Homemade Chicken Soup
Est. Cook Time
- Large stockpot (or Dutch oven)
- (2) Forks
- 3–4 small chicken breasts
- 3 tbsp. avocado oil (can be substituted with coconut oil or olive oil)
- 1 large yellow onion, diced small
- 4–5 large celery stalks, sliced
- 2 large carrots, peeled and chopped
- 1 red bell pepper, diced
- 8 cups organic chicken broth or bone broth
- 1/2 tsp. turmeric powder
- 1 ½ tsp. sea salt
- 15 oz. cooked chickpeas or white beans, drained and rinsed
- 2 cups organic bite-sized broccoli florets
- In a large stockpot or Dutch oven, heat 2 tablespoons of oil over medium-high heat and cook chicken breasts until nicely browned, about four minutes on each side.

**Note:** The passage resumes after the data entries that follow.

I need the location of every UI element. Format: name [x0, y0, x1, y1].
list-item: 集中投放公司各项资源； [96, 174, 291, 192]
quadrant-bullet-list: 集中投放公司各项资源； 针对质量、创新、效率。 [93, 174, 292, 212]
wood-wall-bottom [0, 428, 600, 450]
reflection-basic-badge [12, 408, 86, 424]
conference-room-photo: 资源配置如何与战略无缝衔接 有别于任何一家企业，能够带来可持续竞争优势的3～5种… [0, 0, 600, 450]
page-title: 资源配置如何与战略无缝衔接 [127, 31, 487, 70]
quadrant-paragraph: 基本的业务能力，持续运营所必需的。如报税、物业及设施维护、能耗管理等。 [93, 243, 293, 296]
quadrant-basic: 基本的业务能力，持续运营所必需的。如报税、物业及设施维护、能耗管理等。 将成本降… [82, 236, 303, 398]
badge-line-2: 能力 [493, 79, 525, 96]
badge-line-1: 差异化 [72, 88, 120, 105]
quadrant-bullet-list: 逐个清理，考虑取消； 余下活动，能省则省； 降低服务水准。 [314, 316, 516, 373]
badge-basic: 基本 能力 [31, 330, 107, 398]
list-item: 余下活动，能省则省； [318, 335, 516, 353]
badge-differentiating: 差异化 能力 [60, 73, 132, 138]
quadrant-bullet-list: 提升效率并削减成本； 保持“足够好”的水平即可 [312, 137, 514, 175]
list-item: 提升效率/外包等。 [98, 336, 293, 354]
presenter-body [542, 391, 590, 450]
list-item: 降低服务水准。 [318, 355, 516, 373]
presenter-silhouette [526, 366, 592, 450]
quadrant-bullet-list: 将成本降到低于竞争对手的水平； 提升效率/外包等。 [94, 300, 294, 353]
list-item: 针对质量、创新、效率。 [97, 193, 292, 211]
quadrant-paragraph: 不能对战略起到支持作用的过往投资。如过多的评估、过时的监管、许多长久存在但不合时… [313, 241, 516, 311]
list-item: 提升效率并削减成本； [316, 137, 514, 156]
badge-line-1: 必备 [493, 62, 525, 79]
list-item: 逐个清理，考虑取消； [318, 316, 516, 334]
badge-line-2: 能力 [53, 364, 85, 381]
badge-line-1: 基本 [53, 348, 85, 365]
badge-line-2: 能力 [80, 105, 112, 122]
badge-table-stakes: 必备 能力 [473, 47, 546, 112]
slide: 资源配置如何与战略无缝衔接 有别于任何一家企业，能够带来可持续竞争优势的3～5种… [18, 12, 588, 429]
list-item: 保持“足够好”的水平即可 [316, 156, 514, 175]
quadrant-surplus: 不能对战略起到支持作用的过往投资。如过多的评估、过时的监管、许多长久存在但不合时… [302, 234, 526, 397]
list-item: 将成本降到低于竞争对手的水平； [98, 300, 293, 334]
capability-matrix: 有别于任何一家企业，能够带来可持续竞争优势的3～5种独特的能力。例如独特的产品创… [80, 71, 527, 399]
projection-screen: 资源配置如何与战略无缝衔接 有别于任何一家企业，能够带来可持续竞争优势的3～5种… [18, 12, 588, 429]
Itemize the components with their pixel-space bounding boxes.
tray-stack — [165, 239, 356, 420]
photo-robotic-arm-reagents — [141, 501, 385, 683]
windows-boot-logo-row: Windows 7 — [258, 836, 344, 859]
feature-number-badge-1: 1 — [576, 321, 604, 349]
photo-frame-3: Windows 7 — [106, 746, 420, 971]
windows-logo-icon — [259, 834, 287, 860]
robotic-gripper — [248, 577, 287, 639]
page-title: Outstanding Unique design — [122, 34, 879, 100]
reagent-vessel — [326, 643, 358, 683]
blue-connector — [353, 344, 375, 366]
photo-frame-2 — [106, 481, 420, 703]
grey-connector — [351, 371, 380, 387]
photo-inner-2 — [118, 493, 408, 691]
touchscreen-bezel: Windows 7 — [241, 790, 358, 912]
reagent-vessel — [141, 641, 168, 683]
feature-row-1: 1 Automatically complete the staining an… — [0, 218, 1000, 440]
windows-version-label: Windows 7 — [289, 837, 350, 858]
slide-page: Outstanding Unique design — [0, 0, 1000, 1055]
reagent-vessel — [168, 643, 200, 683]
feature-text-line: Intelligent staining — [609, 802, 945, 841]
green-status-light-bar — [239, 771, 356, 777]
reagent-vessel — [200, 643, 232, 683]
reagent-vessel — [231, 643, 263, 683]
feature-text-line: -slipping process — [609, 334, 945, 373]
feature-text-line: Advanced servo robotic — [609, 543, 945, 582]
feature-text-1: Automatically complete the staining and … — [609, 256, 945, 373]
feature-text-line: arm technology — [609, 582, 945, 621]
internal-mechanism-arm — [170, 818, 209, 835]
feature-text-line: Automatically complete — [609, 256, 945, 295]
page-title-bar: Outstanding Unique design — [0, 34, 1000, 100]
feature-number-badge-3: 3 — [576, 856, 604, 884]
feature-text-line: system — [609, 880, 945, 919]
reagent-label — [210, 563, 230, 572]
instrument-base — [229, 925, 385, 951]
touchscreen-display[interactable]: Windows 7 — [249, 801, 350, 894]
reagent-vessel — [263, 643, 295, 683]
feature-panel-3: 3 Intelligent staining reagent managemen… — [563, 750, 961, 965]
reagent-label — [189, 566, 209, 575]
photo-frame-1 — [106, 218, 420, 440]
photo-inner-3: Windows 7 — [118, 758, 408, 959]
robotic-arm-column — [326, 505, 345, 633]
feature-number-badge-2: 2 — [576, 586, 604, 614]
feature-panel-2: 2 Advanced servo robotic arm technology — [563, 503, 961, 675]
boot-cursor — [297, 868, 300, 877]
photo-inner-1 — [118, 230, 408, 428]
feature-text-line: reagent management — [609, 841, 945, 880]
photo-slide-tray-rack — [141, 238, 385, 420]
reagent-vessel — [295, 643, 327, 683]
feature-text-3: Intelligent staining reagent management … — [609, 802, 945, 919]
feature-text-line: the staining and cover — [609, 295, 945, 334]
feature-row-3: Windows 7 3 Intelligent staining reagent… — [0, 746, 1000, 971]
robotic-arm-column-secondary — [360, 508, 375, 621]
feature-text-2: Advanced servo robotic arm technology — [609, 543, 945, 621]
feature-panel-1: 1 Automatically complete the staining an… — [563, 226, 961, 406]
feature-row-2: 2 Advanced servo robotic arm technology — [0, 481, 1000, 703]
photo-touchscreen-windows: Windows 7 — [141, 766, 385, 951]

- Set the chicken aside and shred it using two forks once cool.
- Add the remaining oil and sauté onion, celery and carrots, and pepper. Stir occasionally for about 5 minutes.
- Stir in the chicken stock, turmeric, sea salt, and chickpeas or white beans. Bring to a boil.
- Add shredded chicken, cover, and turn down the heat to simmer for about 20 minutes.
- Add broccoli, cover, and simmer for an additional 8–10 minutes on low.